Le lecteur passe donc de la rédaction des événements aux effets de ces événements. Par exemple, les policiers découvrent l’état de délabrement dans lequel l’appartement a été laissé tandis que nous, lecteurs, suivons les actes qui ont abouti à cette situation. Les policiers finiront par trouver quelques cadavres et nous comprendrons comment on en est arrivé là. Il ne faudrait pas croire pour autant que l’histoire s’arrête là. Même quand Florence va cesser d’écrire, quitter la maison et se retrouver au Centre Jeunesse de la Mauricie, et que la police va devoir l’interroger sans ménagement, l’aventure de Florence sera loin d’être terminée.
Comme c’est un roman de Senécal, on s’attend à ce qu’il y ait plusieurs cadavres, et c’est un fait. Et la mise à mort de ces victimes est, pour le moins, scabreuse. C’est certain que bien des lecteurs interrompront leur lecture. Mais, dans plusieurs autres cas, il devient au contraire difficile de lâcher le roman. Grâce à une habileté démoniaque, Senécal parvient à nous faire voir et sentir la réalité par les yeux de son personnage principal, dépourvu sans doute d’empathie et de sentiment de culpabilité, mais aussi dénué de sadisme et de réelle méchanceté, de sorte que nous assumons cette tragédie macabre avec sérénité. Un réel coup de force de l’écrivain !
Les fidèles de Senécal retrouveront plusieurs procédés habituels de l’écrivain, dont l’usage de personnages récurrents, par exemple, dans ce cas-ci, le personnage de Michelle Beaulieu, fille dangereuse du tueur en série Jacques Beaulieu[1].

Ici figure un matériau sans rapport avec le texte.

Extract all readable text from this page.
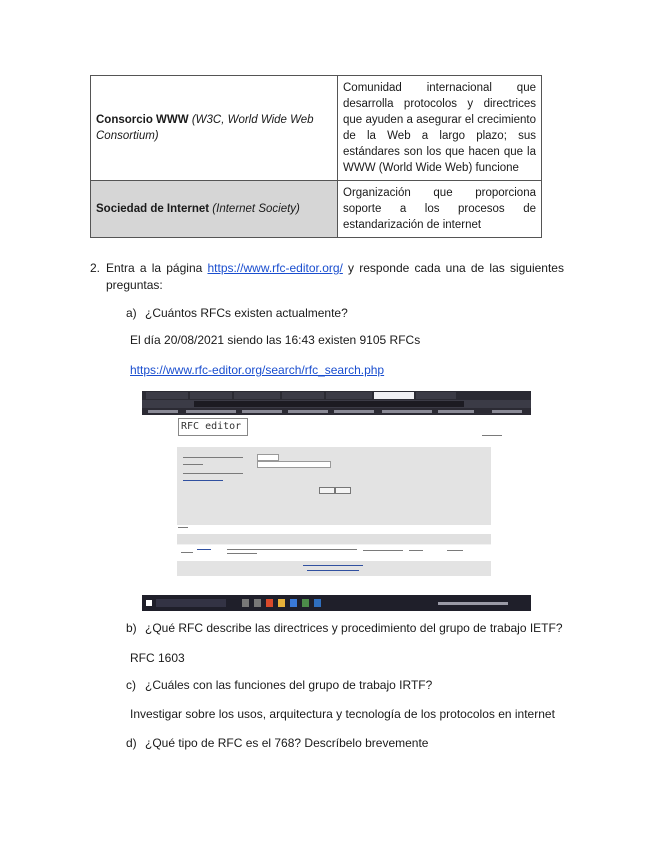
Consorcio WWW (W3C, World Wide Web Consortium)	Comunidad internacional que desarrolla protocolos y directrices que ayuden a asegurar el crecimiento de la Web a largo plazo; sus estándares son los que hacen que la WWW (World Wide Web) funcione
Sociedad de Internet (Internet Society)	Organización que proporciona soporte a los procesos de estandarización de internet
2. Entra a la página https://www.rfc-editor.org/ y responde cada una de las siguientes preguntas:
a) ¿Cuántos RFCs existen actualmente?
El día 20/08/2021 siendo las 16:43 existen 9105 RFCs
https://www.rfc-editor.org/search/rfc_search.php
RFC editor
b) ¿Qué RFC describe las directrices y procedimiento del grupo de trabajo IETF?
RFC 1603
c) ¿Cuáles con las funciones del grupo de trabajo IRTF?
Investigar sobre los usos, arquitectura y tecnología de los protocolos en internet
d) ¿Qué tipo de RFC es el 768? Descríbelo brevemente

[1] Cf. 5150, rue des Ormes; Aliss, Hells.com, Faims…
Extrait :
On est mardi. Aujourd’hui, grand-maman Laura est morte et on est allés à l’hôpital. Moi, ça ne me tentait pas tellement parce que j’étais super fatiguée parce que je m’étais couchée tard hier, mais maman voulait que je vienne avec eux autres. J’ai vu grand-maman morte dans son lit, mais je ne voyais pas de différence de quand elle était en vie. Elle était couchée avec les yeux fermés et la bouche ouverte comme d’habitude. Mais elle ne faisait plus de bruit. C’est parce qu’elle ne respirait plus. Quand on est mort, on arrête de respirer, c’est comme ça. Maman pleurait parce qu’elle était triste. Papa aussi était triste même si ce n’est pas sa maman à lui. Là, j’ai pensé que grand-maman ne me donnerait plus de bonbons-tire-Sainte-Catherine et qu’elle était la seule personne qui m’en donnait, alors j’ai commencé à pleurer. Papa a dit ça te fait de la peine de perdre ta grand-maman, hein ? J’ai dit que c’est parce que je n’aurais plus de bonbons-tire et qu’elle n’était vraiment pas fine d’être morte. Maman a ri un petit peu, mais c’était un rire bizarre, comme si elle ne riait pas pour vrai. Elle a toujours l’air un peu folle quand elle rit comme ça.